There has been little resistance from customers to higher rates imposed as the company's fuel costs increase, UPS said. It remains concerned about how much longer and higher oil prices will rise and whether it will stifle consumer demand.
Given fears over weather and fuel in the quarter this was a very solid report, said Peter Nesvold, Jefferies & Co analyst.
The company said revenues for U.S. domestic deliveries rose 6.2 percent, driven by higher rates and fuel surcharges. International deliveries revenue rose 10 percent, with gains from rate hikes and fuel surcharges partly offset by currency.
So far the global economic recovery has been resilient, in the face of Japan's crisis, spiking fuel costs, North Africa and Middle East unrest, CEO Scott Davis told investors on a call.
UPS handles goods equal to 6 percent of the U.S. gross domestic product and 2 percent of global GDP in its trucks and planes, so its shipment trends give a tangible view of consumer demand.
The most important data point in our view were the yield statistics, with global package yields up 5.2 pct year over year and we were modeling 3.7 percent, Nesvold said.
The economic bellwether's first-quarter net income rose to $885 million from $533 million a year before, and earnings per share rose to 88 cents from 53 cents.

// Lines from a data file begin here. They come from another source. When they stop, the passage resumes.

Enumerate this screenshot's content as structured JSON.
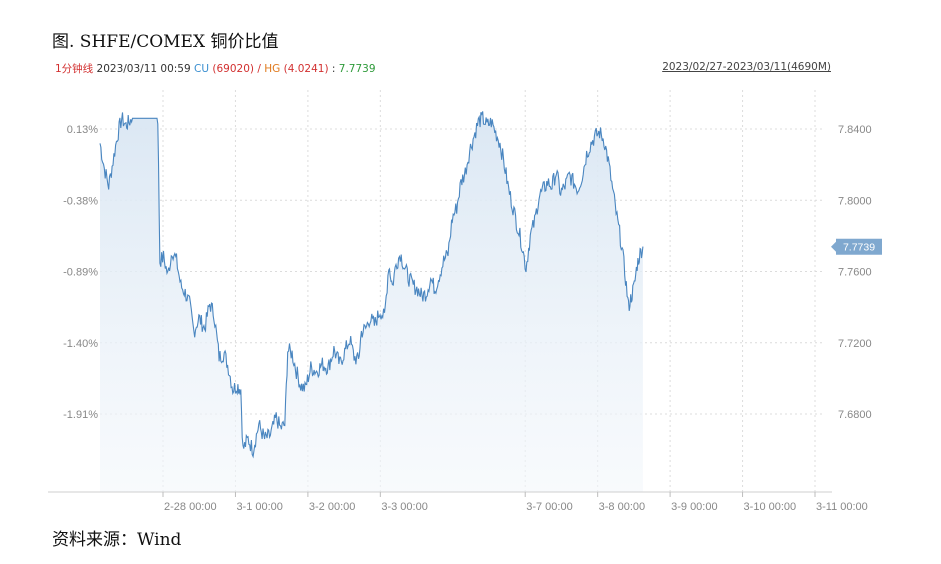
{
  "title": "图. SHFE/COMEX 铜价比值",
  "source": "资料来源：Wind",
  "info_bar": {
    "period": "1分钟线",
    "datetime": "2023/03/11 00:59",
    "cu_label": "CU",
    "cu_value": "(69020)",
    "separator": "/",
    "hg_label": "HG",
    "hg_value": "(4.0241)",
    "colon": ":",
    "ratio": "7.7739"
  },
  "range_label": "2023/02/27-2023/03/11(4690M)",
  "colors": {
    "line": "#4a86c0",
    "fill_top": "#dbe7f4",
    "badge": "#7fa8cf",
    "grid": "#d8d8d8"
  },
  "chart_data": {
    "type": "area",
    "ylim": [
      7.648,
      7.85
    ],
    "ylim_right": [
      7.648,
      7.85
    ],
    "left_ticks": [
      {
        "label": "0.13%",
        "value": 7.84
      },
      {
        "label": "-0.38%",
        "value": 7.8
      },
      {
        "label": "-0.89%",
        "value": 7.76
      },
      {
        "label": "-1.40%",
        "value": 7.72
      },
      {
        "label": "-1.91%",
        "value": 7.68
      }
    ],
    "right_ticks": [
      {
        "label": "7.8400",
        "value": 7.84
      },
      {
        "label": "7.8000",
        "value": 7.8
      },
      {
        "label": "7.7600",
        "value": 7.76
      },
      {
        "label": "7.7200",
        "value": 7.72
      },
      {
        "label": "7.6800",
        "value": 7.68
      }
    ],
    "x_ticks": [
      {
        "label": "2-28 00:00",
        "x": 0.1
      },
      {
        "label": "3-1 00:00",
        "x": 0.2
      },
      {
        "label": "3-2 00:00",
        "x": 0.3
      },
      {
        "label": "3-3 00:00",
        "x": 0.4
      },
      {
        "label": "3-7 00:00",
        "x": 0.6
      },
      {
        "label": "3-8 00:00",
        "x": 0.7
      },
      {
        "label": "3-9 00:00",
        "x": 0.8
      },
      {
        "label": "3-10 00:00",
        "x": 0.9
      },
      {
        "label": "3-11 00:00",
        "x": 1.0
      }
    ],
    "last_value": "7.7739",
    "series": [
      {
        "points": [
          [
            0.0,
            7.832
          ],
          [
            0.006,
            7.818
          ],
          [
            0.012,
            7.808
          ],
          [
            0.018,
            7.822
          ],
          [
            0.024,
            7.836
          ],
          [
            0.03,
            7.846
          ],
          [
            0.036,
            7.842
          ],
          [
            0.04,
            7.844
          ],
          [
            0.045,
            7.846
          ],
          [
            0.055,
            7.846
          ],
          [
            0.065,
            7.846
          ],
          [
            0.075,
            7.846
          ],
          [
            0.08,
            7.846
          ],
          [
            0.083,
            7.766
          ],
          [
            0.088,
            7.768
          ],
          [
            0.094,
            7.758
          ],
          [
            0.1,
            7.772
          ],
          [
            0.106,
            7.766
          ],
          [
            0.112,
            7.752
          ],
          [
            0.118,
            7.748
          ],
          [
            0.124,
            7.742
          ],
          [
            0.13,
            7.726
          ],
          [
            0.137,
            7.734
          ],
          [
            0.145,
            7.728
          ],
          [
            0.152,
            7.742
          ],
          [
            0.158,
            7.736
          ],
          [
            0.165,
            7.712
          ],
          [
            0.172,
            7.714
          ],
          [
            0.178,
            7.706
          ],
          [
            0.184,
            7.694
          ],
          [
            0.19,
            7.696
          ],
          [
            0.195,
            7.694
          ],
          [
            0.198,
            7.66
          ],
          [
            0.205,
            7.666
          ],
          [
            0.212,
            7.66
          ],
          [
            0.22,
            7.674
          ],
          [
            0.228,
            7.666
          ],
          [
            0.236,
            7.668
          ],
          [
            0.244,
            7.678
          ],
          [
            0.25,
            7.672
          ],
          [
            0.256,
            7.674
          ],
          [
            0.26,
            7.716
          ],
          [
            0.266,
            7.714
          ],
          [
            0.272,
            7.704
          ],
          [
            0.278,
            7.696
          ],
          [
            0.284,
            7.694
          ],
          [
            0.292,
            7.706
          ],
          [
            0.3,
            7.704
          ],
          [
            0.308,
            7.708
          ],
          [
            0.316,
            7.706
          ],
          [
            0.324,
            7.716
          ],
          [
            0.332,
            7.708
          ],
          [
            0.34,
            7.716
          ],
          [
            0.346,
            7.722
          ],
          [
            0.352,
            7.712
          ],
          [
            0.358,
            7.71
          ],
          [
            0.362,
            7.726
          ],
          [
            0.368,
            7.728
          ],
          [
            0.374,
            7.734
          ],
          [
            0.38,
            7.73
          ],
          [
            0.388,
            7.738
          ],
          [
            0.394,
            7.734
          ],
          [
            0.4,
            7.764
          ],
          [
            0.405,
            7.752
          ],
          [
            0.41,
            7.764
          ],
          [
            0.416,
            7.77
          ],
          [
            0.422,
            7.762
          ],
          [
            0.428,
            7.756
          ],
          [
            0.434,
            7.752
          ],
          [
            0.44,
            7.75
          ],
          [
            0.446,
            7.746
          ],
          [
            0.452,
            7.748
          ],
          [
            0.458,
            7.756
          ],
          [
            0.464,
            7.75
          ],
          [
            0.47,
            7.758
          ],
          [
            0.476,
            7.766
          ],
          [
            0.482,
            7.77
          ],
          [
            0.488,
            7.79
          ],
          [
            0.494,
            7.796
          ],
          [
            0.5,
            7.81
          ],
          [
            0.506,
            7.816
          ],
          [
            0.512,
            7.828
          ],
          [
            0.518,
            7.836
          ],
          [
            0.524,
            7.844
          ],
          [
            0.53,
            7.846
          ],
          [
            0.536,
            7.842
          ],
          [
            0.542,
            7.844
          ],
          [
            0.548,
            7.838
          ],
          [
            0.554,
            7.832
          ],
          [
            0.56,
            7.82
          ],
          [
            0.566,
            7.806
          ],
          [
            0.572,
            7.796
          ],
          [
            0.578,
            7.786
          ],
          [
            0.584,
            7.776
          ],
          [
            0.59,
            7.762
          ],
          [
            0.596,
            7.78
          ],
          [
            0.602,
            7.788
          ],
          [
            0.608,
            7.802
          ],
          [
            0.614,
            7.806
          ],
          [
            0.62,
            7.81
          ],
          [
            0.626,
            7.808
          ],
          [
            0.632,
            7.816
          ],
          [
            0.638,
            7.804
          ],
          [
            0.644,
            7.808
          ],
          [
            0.65,
            7.814
          ],
          [
            0.656,
            7.81
          ],
          [
            0.662,
            7.806
          ],
          [
            0.668,
            7.814
          ],
          [
            0.674,
            7.826
          ],
          [
            0.68,
            7.832
          ],
          [
            0.686,
            7.836
          ],
          [
            0.692,
            7.838
          ],
          [
            0.698,
            7.834
          ],
          [
            0.704,
            7.822
          ],
          [
            0.71,
            7.806
          ],
          [
            0.716,
            7.79
          ],
          [
            0.722,
            7.776
          ],
          [
            0.728,
            7.756
          ],
          [
            0.732,
            7.74
          ],
          [
            0.736,
            7.746
          ],
          [
            0.74,
            7.752
          ],
          [
            0.744,
            7.764
          ],
          [
            0.748,
            7.77
          ],
          [
            0.752,
            7.774
          ]
        ]
      }
    ]
  }
}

Wall Street analysts were expect a gain of 85 cents per share, on average, according to Thomson Reuters I/B/E/S.
Revenue rose to $12.58 billion from $11.73 billion a year ago. Analysts expected $12.72 billion in revenue.
The Atlanta-based company raised its 2011 share guidance to $4.15 to $4.40. from its February estimate of $4.12 to $4.35 a share.
Shares were up 1 percent in midmorning trading at $74.36, and up by a similar amount so far this year. The gain lags the 5 percent increase year-to-date in the Dow Jones Transportation Average <.DJT>.